Chivalry: The Quest for a Personal Code of Honor in an Unjust World
Zach Hunter (Tyndale, 2013)

Rating: 2.5/5

Zach Hunter’s book, Chivalry, is not, in fact, an attempt to recover classical chivalric ideals and apply them to contemporary life, but his project is nevertheless an admirable and well-meaning one. Using the language of older chivalric codes to stand for more general moral principles, Hunter has put together a book aimed at forming virtue in adolescent generations that may have never been taught to think in virtue categories at all. While Hunter himself does seem to present the project as a modern application of medieval honor codes, his “ten principles” come across as ahistorical and thinly researched. Nevertheless, this inconsistency does not hinder him from going ahead toward his goal of instructing young readers in the arts of doing justice in their communities.

This mission, praiseworthy as it is, leads Hunter onto slippery ground in some places. The chivalric codes he presents is valuable, he argues, in so much as it teaches readers how to value and perform justice. Such an emphasis naturally includes a concern for social justice.

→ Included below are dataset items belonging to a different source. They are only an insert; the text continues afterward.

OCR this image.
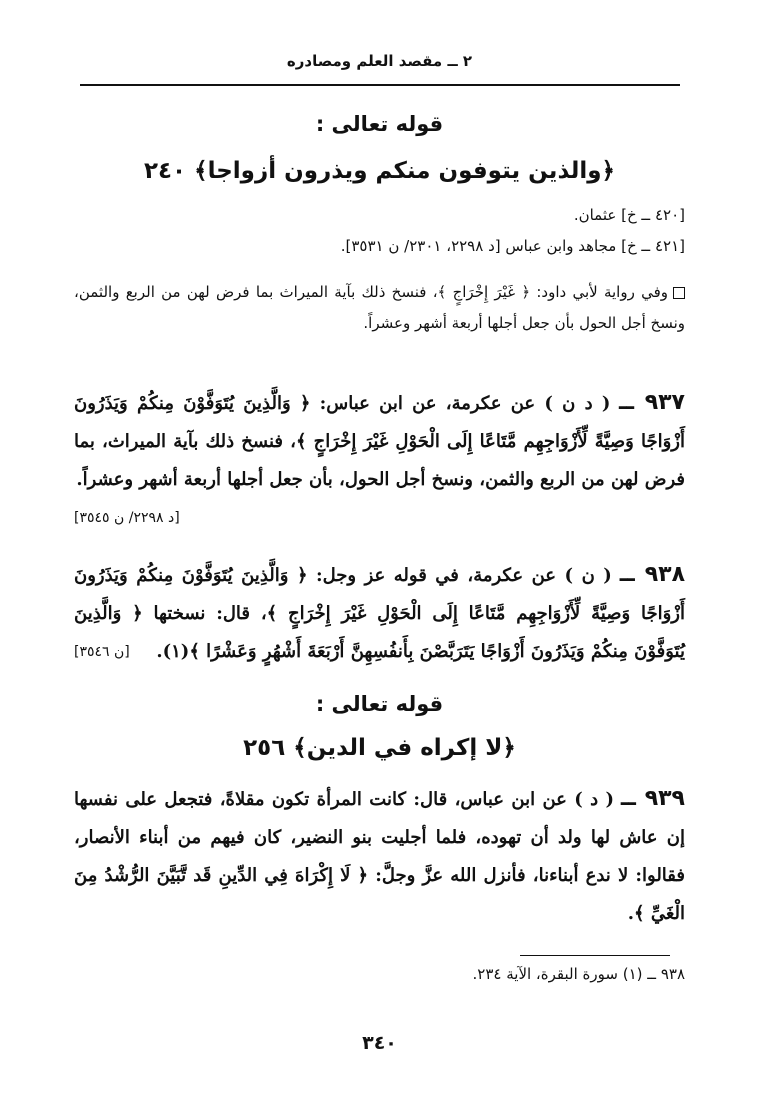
٢ ــ مقصد العلم ومصادره
قوله تعالى :
﴿والذين يتوفون منكم ويذرون أزواجا﴾ ٢٤٠
[٤٢٠ ــ خ] عثمان.
[٤٢١ ــ خ] مجاهد وابن عباس [د ٢٢٩٨، ٢٣٠١/ ن ٣٥٣١].
وفي رواية لأبي داود: ﴿ غَيْرَ إِخْرَاجٍ ﴾، فنسخ ذلك بآية الميراث بما فرض لهن من الربع والثمن، ونسخ أجل الحول بأن جعل أجلها أربعة أشهر وعشراً.
٩٣٧ ــ ( د ن ) عن عكرمة، عن ابن عباس: ﴿ وَالَّذِينَ يُتَوَفَّوْنَ مِنكُمْ وَيَذَرُونَ أَزْوَاجًا وَصِيَّةً لِّأَزْوَاجِهِم مَّتَاعًا إِلَى الْحَوْلِ غَيْرَ إِخْرَاجٍ ﴾، فنسخ ذلك بآية الميراث، بما فرض لهن من الربع والثمن، ونسخ أجل الحول، بأن جعل أجلها أربعة أشهر وعشراً.
[د ٢٢٩٨/ ن ٣٥٤٥]
٩٣٨ ــ ( ن ) عن عكرمة، في قوله عز وجل: ﴿ وَالَّذِينَ يُتَوَفَّوْنَ مِنكُمْ وَيَذَرُونَ أَزْوَاجًا وَصِيَّةً لِّأَزْوَاجِهِم مَّتَاعًا إِلَى الْحَوْلِ غَيْرَ إِخْرَاجٍ ﴾، قال: نسختها ﴿ وَالَّذِينَ يُتَوَفَّوْنَ مِنكُمْ وَيَذَرُونَ أَزْوَاجًا يَتَرَبَّصْنَ بِأَنفُسِهِنَّ أَرْبَعَةَ أَشْهُرٍ وَعَشْرًا ﴾(١).
[ن ٣٥٤٦]
قوله تعالى :
﴿لا إكراه في الدين﴾ ٢٥٦
٩٣٩ ــ ( د ) عن ابن عباس، قال: كانت المرأة تكون مقلاةً، فتجعل على نفسها إن عاش لها ولد أن تهوده، فلما أجليت بنو النضير، كان فيهم من أبناء الأنصار، فقالوا: لا ندع أبناءنا، فأنزل الله عزَّ وجلَّ: ﴿ لَا إِكْرَاهَ فِي الدِّينِ قَد تَّبَيَّنَ الرُّشْدُ مِنَ الْغَيِّ ﴾.
٩٣٨ ــ (١) سورة البقرة، الآية ٢٣٤.
٣٤٠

Charitable attitudes toward social groups like homosexuals are rightly emphasized, but concepts like tolerance and pluralism are left vague and undeveloped so that, in an attempt not to say “too much,” Hunter comes dangerously close to not saying enough. One wonders whether this is the result of constraints placed upon him by a big publisher (leaving the door open for liberalism can be good for sales numbers), or simply an artistic oversight. The imperfection sustains, but it does not ultimately make the book a less successful one.

Chivalry’s tone is popular and devotional, not quite achieving the programmatic, transformative nature the author clearly intended. Nevertheless, in an epoch where even the Church has cut itself loose from historical moorings and no longer enjoys access to older, established paradigms of virtue formation, Hunter’s book is a well-meaning step in the right direction.


I received a copy of Chivalry gratis from the publisher in exchange for an unbiased review.